The only countries with city spacing on the scale of the US are the BRICs (Brazil, Russia, India, and China); (the long southern parts of Argentina and Chile are largely unoccupied). Brazil simply doesn't have a passenger rail network anymore (there's one line in one part of the country), which really only leaves China, India, and Russia. And India...definitely qualifies for this. Bombay-Calcutta is around 1200 miles. Shanghai-Beijing is about 1000 miles, and Guangzhou-Beijing (I'm using this as a proxy for Hong Kong) is around 1350 miles. And Russia is Russia.
Hmm, what about Canada and Australia? If Kazakhstan had major cities on the east and western end of the country, they could be 1500 miles apart.
Anyway, I agree with your previous post about the limits imposed by a once a day LD train network. With a intercity passenger train system that is skeletal at best outside of the Northeast, Midwest, California, NW corridors, impossible to schedule the trains to arrive and depart at all the major cities at convenient hours. Amtrak has to accommodate a limited number of connection options as best as they can.

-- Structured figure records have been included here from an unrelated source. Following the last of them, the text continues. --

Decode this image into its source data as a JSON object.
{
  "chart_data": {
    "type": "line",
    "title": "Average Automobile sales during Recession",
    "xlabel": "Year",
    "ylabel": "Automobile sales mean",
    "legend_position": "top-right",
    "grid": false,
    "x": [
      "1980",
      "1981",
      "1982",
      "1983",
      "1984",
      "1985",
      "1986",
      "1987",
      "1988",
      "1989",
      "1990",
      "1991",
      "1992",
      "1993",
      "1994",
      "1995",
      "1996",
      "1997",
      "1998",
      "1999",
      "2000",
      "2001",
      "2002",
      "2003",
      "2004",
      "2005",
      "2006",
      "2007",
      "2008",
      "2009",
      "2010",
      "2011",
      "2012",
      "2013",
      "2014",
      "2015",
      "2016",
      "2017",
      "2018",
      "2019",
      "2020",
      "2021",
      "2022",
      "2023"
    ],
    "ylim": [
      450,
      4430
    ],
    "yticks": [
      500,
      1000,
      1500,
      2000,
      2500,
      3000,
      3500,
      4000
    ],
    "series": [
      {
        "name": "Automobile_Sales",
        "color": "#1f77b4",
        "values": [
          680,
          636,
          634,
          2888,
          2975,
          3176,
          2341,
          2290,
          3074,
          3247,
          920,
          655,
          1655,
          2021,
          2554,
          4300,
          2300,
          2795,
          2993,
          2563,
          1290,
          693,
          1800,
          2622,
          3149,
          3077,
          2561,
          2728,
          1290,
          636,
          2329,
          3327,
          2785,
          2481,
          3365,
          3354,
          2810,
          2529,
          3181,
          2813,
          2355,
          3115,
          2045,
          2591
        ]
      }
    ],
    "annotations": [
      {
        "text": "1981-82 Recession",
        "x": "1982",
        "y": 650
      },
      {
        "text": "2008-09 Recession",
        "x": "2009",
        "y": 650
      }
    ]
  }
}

When UP finishes the double tracking from LA to El Paso and the projects in CA, the westbound SL may end up arriving LA at 3:30 AM. What would happen if the westbound SL schedule were to be shifted to 2 hours later? Back to a longer layover in SAS for the TE, but the TE CHI-SAS schedule could be shifted with an hour later departure from CHI. Which, of course, impacts on the slot availability in CHI and the CHI-STL corridor schedules. With only 15 LD trains, there is a complex ripple effect on any change.